Free bases are lipophilic and can penetrate the stratum corneum on its own whereas the salt forms require special delivery systems to do so.

Melting point and eutectic mixtures

The lower the melting point, the better the penetration is. Eutectic mixtures have a lower melting point, thus better penetration than either component by itself.

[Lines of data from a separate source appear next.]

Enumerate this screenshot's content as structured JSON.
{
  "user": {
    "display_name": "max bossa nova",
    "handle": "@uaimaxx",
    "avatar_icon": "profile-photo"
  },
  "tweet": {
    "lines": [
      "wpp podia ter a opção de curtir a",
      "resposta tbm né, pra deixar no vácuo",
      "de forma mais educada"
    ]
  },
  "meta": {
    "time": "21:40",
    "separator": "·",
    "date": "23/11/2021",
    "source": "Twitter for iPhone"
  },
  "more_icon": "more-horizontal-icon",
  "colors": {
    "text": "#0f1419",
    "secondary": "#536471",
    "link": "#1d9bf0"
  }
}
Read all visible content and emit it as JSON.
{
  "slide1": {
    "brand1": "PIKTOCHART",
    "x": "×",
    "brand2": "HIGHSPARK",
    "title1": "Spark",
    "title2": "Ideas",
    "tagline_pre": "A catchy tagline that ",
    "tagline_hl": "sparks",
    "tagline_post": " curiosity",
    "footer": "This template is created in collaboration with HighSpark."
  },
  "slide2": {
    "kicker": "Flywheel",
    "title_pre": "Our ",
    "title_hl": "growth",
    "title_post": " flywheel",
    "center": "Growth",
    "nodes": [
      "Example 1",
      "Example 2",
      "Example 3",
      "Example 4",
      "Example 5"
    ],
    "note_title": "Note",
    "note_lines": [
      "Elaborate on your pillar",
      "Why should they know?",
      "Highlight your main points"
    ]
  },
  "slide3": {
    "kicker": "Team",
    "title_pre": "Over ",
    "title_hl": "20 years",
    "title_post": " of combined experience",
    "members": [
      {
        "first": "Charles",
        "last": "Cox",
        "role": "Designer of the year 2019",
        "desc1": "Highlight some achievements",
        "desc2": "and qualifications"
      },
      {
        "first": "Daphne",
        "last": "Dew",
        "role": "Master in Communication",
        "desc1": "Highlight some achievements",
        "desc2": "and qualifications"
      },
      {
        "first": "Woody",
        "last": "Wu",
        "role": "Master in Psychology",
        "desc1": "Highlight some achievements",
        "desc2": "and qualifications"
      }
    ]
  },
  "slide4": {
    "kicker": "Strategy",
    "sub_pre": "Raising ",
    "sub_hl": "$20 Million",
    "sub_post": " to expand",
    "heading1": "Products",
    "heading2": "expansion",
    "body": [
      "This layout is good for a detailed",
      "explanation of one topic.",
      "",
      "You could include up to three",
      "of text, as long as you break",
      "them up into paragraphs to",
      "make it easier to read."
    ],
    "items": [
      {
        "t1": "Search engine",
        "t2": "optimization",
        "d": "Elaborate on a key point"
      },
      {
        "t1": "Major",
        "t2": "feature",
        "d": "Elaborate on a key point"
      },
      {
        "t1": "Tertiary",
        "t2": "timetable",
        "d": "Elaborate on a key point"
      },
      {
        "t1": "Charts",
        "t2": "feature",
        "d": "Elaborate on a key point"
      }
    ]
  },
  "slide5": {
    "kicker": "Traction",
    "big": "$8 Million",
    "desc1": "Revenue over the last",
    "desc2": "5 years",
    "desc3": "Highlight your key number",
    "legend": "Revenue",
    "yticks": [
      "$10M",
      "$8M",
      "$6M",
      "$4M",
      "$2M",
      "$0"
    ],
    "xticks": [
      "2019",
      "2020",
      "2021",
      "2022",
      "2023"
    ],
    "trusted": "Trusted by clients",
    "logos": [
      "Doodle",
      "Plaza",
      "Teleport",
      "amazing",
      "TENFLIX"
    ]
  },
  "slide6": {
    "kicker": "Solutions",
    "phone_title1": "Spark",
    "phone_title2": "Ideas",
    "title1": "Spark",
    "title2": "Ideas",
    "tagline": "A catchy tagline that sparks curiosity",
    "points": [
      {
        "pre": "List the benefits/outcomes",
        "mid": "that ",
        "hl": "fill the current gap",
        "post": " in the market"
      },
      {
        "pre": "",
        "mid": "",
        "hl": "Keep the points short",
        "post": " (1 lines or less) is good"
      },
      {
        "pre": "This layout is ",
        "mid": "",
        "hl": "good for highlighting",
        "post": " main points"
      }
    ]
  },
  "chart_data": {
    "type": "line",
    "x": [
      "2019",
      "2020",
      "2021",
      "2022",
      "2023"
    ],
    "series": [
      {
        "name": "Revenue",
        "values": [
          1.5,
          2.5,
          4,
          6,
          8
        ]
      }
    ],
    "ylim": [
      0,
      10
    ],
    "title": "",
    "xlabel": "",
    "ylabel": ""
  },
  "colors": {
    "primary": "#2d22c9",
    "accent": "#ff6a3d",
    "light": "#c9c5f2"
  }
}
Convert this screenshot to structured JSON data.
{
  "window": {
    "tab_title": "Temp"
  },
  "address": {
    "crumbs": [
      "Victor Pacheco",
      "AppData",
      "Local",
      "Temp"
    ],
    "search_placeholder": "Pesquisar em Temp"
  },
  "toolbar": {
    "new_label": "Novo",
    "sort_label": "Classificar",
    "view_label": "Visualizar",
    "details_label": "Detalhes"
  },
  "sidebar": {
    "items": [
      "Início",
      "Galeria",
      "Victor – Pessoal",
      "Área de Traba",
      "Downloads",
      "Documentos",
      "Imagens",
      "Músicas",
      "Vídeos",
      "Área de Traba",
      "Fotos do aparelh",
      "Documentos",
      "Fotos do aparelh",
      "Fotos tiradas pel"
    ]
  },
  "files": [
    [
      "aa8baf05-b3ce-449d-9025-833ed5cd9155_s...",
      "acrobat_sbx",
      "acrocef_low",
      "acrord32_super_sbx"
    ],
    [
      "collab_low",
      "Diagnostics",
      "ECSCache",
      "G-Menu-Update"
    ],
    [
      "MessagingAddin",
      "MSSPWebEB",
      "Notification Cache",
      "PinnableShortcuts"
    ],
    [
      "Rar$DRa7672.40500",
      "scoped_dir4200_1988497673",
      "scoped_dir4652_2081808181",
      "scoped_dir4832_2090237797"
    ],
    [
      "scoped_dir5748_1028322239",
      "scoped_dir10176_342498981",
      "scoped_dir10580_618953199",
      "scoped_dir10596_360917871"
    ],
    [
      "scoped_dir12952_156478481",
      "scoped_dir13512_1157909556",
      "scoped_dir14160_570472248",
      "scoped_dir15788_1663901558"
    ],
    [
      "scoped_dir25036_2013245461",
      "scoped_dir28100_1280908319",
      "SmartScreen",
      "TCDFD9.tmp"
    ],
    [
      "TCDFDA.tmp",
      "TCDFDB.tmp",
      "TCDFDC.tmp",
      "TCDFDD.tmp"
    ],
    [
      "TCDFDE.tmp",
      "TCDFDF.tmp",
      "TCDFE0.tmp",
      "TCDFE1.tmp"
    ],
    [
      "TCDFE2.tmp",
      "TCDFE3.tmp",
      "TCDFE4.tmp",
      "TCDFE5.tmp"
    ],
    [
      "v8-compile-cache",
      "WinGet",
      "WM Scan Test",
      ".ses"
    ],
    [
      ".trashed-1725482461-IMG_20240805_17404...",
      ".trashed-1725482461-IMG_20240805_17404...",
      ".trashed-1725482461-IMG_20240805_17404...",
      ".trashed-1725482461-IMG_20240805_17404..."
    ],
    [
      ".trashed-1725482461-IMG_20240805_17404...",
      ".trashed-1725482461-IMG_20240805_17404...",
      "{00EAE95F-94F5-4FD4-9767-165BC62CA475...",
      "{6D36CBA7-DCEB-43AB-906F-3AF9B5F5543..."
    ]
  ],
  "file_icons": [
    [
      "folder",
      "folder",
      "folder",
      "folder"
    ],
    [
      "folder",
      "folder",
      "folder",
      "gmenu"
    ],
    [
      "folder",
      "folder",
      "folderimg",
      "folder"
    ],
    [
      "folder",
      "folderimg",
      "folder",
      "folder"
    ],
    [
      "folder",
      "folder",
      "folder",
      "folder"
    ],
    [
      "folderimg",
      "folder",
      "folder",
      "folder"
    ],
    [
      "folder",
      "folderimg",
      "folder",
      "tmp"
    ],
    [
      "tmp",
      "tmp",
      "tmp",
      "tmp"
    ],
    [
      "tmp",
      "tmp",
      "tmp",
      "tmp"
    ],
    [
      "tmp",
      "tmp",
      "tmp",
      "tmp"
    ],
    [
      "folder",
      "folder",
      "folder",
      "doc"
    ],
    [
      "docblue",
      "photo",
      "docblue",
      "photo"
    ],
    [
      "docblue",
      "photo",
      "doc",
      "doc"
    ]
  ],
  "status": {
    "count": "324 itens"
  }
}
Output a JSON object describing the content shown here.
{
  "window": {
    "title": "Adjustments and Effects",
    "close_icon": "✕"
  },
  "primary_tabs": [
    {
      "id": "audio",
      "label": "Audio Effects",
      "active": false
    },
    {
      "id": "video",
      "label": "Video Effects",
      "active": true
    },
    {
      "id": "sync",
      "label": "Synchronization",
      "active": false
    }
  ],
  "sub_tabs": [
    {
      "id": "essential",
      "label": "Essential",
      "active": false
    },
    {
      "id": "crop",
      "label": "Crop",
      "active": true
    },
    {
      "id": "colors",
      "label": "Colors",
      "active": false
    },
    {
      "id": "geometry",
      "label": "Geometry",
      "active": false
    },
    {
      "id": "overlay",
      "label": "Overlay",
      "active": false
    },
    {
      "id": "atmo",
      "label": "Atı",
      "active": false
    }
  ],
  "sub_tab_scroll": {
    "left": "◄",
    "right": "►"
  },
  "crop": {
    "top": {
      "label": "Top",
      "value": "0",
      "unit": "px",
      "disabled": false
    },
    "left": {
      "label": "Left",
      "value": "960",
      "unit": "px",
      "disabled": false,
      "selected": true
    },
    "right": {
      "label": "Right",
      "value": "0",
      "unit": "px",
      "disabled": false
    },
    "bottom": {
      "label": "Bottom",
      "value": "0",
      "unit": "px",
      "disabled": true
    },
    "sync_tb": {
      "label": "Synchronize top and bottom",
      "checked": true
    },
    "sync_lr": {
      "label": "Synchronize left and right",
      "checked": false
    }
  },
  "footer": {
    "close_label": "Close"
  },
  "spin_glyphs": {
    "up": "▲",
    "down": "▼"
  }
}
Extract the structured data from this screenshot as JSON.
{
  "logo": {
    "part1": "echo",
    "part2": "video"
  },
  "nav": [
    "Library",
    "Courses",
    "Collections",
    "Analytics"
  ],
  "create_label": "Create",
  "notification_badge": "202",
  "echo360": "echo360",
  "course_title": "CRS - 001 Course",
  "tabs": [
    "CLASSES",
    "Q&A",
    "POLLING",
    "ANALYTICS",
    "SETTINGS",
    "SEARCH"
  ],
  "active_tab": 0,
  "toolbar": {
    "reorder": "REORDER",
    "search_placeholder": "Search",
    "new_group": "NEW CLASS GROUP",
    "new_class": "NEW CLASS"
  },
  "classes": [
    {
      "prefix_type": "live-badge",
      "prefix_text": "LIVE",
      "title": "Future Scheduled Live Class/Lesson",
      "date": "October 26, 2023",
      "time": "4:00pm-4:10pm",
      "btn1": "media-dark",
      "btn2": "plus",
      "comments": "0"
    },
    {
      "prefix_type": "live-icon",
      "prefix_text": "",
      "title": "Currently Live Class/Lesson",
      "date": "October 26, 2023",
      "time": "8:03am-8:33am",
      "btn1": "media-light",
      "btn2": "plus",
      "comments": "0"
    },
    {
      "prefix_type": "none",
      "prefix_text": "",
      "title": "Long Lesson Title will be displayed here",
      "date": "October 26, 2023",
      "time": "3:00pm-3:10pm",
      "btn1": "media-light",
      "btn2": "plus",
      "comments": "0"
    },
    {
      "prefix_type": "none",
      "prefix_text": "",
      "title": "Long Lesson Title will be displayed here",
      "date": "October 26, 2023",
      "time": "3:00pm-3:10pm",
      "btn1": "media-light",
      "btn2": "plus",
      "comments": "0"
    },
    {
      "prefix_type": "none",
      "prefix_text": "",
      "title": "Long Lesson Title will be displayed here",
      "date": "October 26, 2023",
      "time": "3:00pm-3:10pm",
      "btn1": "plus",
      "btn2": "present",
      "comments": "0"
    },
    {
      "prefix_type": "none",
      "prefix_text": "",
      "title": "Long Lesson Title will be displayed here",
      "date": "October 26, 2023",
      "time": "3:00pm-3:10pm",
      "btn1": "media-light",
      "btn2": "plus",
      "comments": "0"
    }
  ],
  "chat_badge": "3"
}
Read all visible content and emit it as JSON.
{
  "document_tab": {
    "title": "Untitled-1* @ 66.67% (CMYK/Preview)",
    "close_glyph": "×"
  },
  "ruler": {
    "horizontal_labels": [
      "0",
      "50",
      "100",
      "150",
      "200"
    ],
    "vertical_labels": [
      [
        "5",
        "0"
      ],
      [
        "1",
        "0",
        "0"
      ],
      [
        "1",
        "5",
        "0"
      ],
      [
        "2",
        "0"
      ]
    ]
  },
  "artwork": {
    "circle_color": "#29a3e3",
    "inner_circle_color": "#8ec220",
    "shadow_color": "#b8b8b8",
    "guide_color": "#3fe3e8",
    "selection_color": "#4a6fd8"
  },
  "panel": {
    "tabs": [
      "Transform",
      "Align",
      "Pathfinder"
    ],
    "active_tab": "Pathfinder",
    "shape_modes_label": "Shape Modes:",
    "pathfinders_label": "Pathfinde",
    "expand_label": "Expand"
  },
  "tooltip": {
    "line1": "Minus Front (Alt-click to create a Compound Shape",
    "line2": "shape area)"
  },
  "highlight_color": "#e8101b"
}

Concentration of drug in vehicle

Higher the concentration of drug in the vehicle, higher the rate of penetration.

Skin permeation enhancers

These compounds, promote skin permeability by increasing the permeability of the stratum corneum temporarily and reversibly. They can be:

  1. Solvents, e.g., water, alcohols, glycerol, low molecular weight ethers, sucrose esters, [12] silicone fluids etc.,
  2. Surfactants [13] e.g., ionic, nonionic, bile salts or
  3. Miscellaneous chemicals, e.g., urea, anticholinergic drugs.

Permeation enhancers under trial are eucalyptol, soya bean casein. [14]

Physical means of enhancing permeation

Skin penetration of topically applied anesthetics can be enhanced by following physical measures:

  1. Exfoliation of the skin.
  2. Degreasing by alcohol.
  3. By covering the application area with a dressing or patch of nonporous material such as micropore and tegaderm.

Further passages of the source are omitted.